One of the earliest Christian writings outside of the New Testament is the so-called ‘Letter (or Epistle) of Barnabas.’ Early Christian theologians such as Clement of Alexandria believed it to be written by the Barnabas who accompanied the Apostle Paul in New Testament times (Acts 9:26-27). What does this letter tell us about what the earliest Christians believed?
‘The Letter of Barnabas’
Clement of Alexandria (c. 150 — c. 215 A.D.) described this letter as a production of ‘the Apostle Barnabas,’ thus:—
Rightly, therefore, the Apostle Barnabas says, “From the portion I have received I have done my diligence to send by little and little to you; that along with your faith you may also have perfect knowledge. Fear and patience are then helpers of your faith; and our allies are long-suffering and temperance. These, then,” he says, “in what respects the Lord, continuing in purity, there rejoice along with them, wisdom, understanding, intelligence, knowledge.” Clement of Alexandria, Stromateis (or Miscellanies) Book II, chapter 6
“Because of ancient testimony in favour of its being a production of the travelling companion of the Apostle Paul, the writing has come down to us under the name ‘the Letter of Barnabas.’ In spite of this, modern scholarship generally does not regard it as being his work.”
Origen (c. 185—254 A.D.) also referred to this writing as “the general Epistle of Barnabas,” again as though believing Barnabas himself to be the author thereof — and elsewhere, he apparently refers to it as though it were New Testament Scripture. (The canon of the New Testament books hadn’t yet been defined at this stage.)
Because of this ancient testimony in favour of its being a production of the travelling companion of the Apostle Paul, the writing has come down to us under the name ‘the Letter of Barnabas.’ In spite of this, modern scholarship generally does not regard it as being his work. Instead it is regarded as a writing of unknown authorship, albeit an extremely early one — it is generally assigned a date around 100 A.D.
An anti-semitic text?
For me, the ‘Letter of Barnabas’ is difficult reading. At times its tone verges on anti-semitic.
“With the ‘Letter of Barnabas,’ however, there is a definite undercurrent of hostility towards the Jewish people themselves. This comes out, for example, in chapter 9 where its author writes, ‘they [the Jews] transgressed because an evil angel deluded them.’”
The purpose of the letter is to show that Jesus Christ is everywhere foreshadowed in the Old Testament — more on how it does this later — and therefore Judaism is wrong. Its Christian readers are thus urged not to slip into the errors of Judaism.
Thus far, the letter is only doing what the anonymous Letter to the Hebrews does in the New Testament itself: its purpose also is to show that Jesus Christ is everywhere foreshadowed in the Old Testament, and thus to urge its readers (presumably Jews who had believed in Jesus as the promised Messiah) not to go back to the old ways of Judaism.
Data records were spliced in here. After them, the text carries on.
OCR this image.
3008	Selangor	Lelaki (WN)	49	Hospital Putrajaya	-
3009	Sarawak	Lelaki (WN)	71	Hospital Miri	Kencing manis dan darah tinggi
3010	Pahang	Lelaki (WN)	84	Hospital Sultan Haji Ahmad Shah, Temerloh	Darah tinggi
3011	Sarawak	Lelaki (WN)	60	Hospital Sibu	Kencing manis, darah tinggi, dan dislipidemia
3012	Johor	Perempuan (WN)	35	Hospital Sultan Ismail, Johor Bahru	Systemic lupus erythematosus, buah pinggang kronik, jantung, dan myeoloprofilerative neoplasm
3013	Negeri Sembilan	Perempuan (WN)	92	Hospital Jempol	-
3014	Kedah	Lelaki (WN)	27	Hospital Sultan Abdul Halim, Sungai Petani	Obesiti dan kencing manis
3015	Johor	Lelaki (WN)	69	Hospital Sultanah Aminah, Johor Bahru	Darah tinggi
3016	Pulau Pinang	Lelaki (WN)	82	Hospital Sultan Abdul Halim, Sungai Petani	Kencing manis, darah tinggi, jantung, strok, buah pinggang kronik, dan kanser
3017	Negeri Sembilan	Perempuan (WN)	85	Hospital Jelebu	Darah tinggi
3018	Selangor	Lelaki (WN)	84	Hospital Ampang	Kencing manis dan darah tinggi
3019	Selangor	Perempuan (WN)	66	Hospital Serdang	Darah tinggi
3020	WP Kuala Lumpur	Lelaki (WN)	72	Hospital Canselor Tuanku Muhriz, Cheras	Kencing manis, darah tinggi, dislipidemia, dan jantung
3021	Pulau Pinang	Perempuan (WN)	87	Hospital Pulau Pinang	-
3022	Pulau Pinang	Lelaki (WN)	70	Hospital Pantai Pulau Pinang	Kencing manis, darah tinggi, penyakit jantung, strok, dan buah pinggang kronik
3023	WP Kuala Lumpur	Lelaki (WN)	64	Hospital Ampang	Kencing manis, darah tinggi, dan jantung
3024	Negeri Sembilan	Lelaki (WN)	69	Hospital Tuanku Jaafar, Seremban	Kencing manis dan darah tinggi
With the ‘Letter of Barnabas,’ however, there is a definite undercurrent of hostility towards the Jewish people themselves. This comes out, for example, in chapter 9 where, comparing Christians — those who are circumcised in their ears and their hearts — with Jews he writes,
Therefore he [the Lord] has circumcised our ears, that we might hear his word and believe, for the circumcision in which they trusted is abolished. For he declared that circumcision was not of the flesh, but they transgressed because an evil angel deluded them.
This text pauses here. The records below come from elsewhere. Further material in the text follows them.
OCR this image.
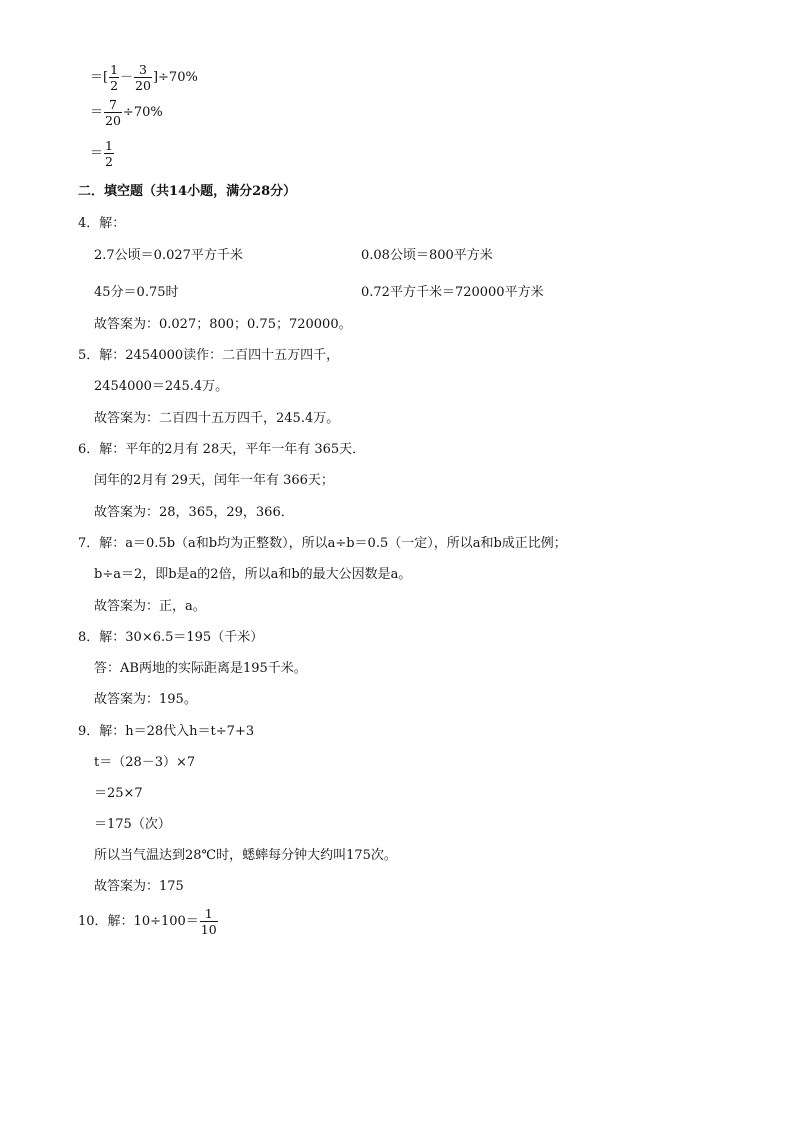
＝[ $\frac{1}{2} - \frac{3}{20} ]\div 70\%$
＝ $\frac{7}{20} \div 70\%$
＝ $\frac{1}{2}$
二．填空题（共14小题，满分28分）
4．解：
2.7公顷＝0.027平方千米	0.08公顷＝800平方米
45分＝0.75时	0.72平方千米＝720000平方米
故答案为：0.027；800；0.75；720000。
5．解：2454000读作：二百四十五万四千，
2454000＝245.4万。
故答案为：二百四十五万四千，245.4万。
6．解：平年的2月有 28天，平年一年有 365天．
闰年的2月有 29天，闰年一年有 366天；
故答案为：28，365，29，366．
7．解：a＝0.5b（a和b均为正整数），所以a÷b＝0.5（一定），所以a和b成正比例；
b÷a＝2，即b是a的2倍，所以a和b的最大公因数是a。
故答案为：正，a。
8．解：30×6.5＝195（千米）
答：AB两地的实际距离是195千米。
故答案为：195。
9．解：h＝28代入h＝t÷7+3
t＝（28－3）×7
＝25×7
＝175（次）
所以当气温达到28℃时，蟋蟀每分钟大约叫175次。
故答案为：175
10．解：$10\div 100= \frac{1}{10}$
Or again, in chapter 16, he writes,
Moreover, I will also tell you concerning the temple, how the wretched [Jews], wandering in error, trusted not in God himself, but in the temple, as being the house of God. For almost after the manner of the Gentiles they worshipped him in the temple. But learn how the Lord speaks, when abolishing it: “Who hath measured out the heaven with a span, and the earth with his palm? Have not I?” [Isaiah 40:12] “Thus says the Lord, ‘Heaven is my throne, and the earth is my footstool: what kind of house will you build for me, or what is the place of my rest?’” [Isaiah 66:1] You perceive that their hope is vain.
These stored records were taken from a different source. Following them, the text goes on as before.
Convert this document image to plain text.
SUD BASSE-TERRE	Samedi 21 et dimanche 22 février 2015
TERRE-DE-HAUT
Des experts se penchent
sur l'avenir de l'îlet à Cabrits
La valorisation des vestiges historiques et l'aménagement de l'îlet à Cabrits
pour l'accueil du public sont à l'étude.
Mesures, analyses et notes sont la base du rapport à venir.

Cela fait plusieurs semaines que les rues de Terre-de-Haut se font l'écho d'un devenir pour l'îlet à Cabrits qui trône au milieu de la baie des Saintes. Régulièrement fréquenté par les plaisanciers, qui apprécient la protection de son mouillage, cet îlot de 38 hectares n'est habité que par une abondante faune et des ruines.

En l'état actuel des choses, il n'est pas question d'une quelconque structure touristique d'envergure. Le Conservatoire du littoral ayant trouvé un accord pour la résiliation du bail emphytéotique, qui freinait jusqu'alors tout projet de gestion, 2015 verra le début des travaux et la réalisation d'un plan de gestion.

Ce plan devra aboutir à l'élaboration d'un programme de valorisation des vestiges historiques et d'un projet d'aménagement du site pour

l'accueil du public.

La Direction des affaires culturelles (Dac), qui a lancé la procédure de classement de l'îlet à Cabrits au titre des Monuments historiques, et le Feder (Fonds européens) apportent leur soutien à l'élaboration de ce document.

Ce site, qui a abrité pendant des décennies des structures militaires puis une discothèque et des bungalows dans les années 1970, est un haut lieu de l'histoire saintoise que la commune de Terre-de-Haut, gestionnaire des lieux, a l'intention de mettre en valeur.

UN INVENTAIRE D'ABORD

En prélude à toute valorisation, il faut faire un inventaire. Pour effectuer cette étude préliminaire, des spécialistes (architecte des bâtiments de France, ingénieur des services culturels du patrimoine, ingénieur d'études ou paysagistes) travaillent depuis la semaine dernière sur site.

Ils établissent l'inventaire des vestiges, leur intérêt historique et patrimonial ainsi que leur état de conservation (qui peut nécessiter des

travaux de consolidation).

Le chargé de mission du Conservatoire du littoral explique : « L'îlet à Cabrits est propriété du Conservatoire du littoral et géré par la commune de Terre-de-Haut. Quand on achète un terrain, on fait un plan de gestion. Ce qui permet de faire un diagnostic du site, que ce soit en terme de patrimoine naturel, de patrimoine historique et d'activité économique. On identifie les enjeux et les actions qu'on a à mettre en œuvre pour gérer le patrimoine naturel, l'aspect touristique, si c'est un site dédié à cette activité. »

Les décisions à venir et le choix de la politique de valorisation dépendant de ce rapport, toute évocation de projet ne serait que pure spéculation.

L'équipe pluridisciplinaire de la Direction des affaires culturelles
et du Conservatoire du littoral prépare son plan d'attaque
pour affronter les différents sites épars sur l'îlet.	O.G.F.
Granted, the word ‘Jews’ is not present in the original text (it is inserted for clarity in the Ante-Nicene Fathers translation quoted above); nevertheless, there is a clear hostility here toward the Jewish people. And in calling them ‘wretched,’ the writer seems not only to be applying these passages from Isaiah to the Jews of the time in which Isaiah wrote (who, after all, were condemned for their unbelief by the prophet himself), but to those of his own day.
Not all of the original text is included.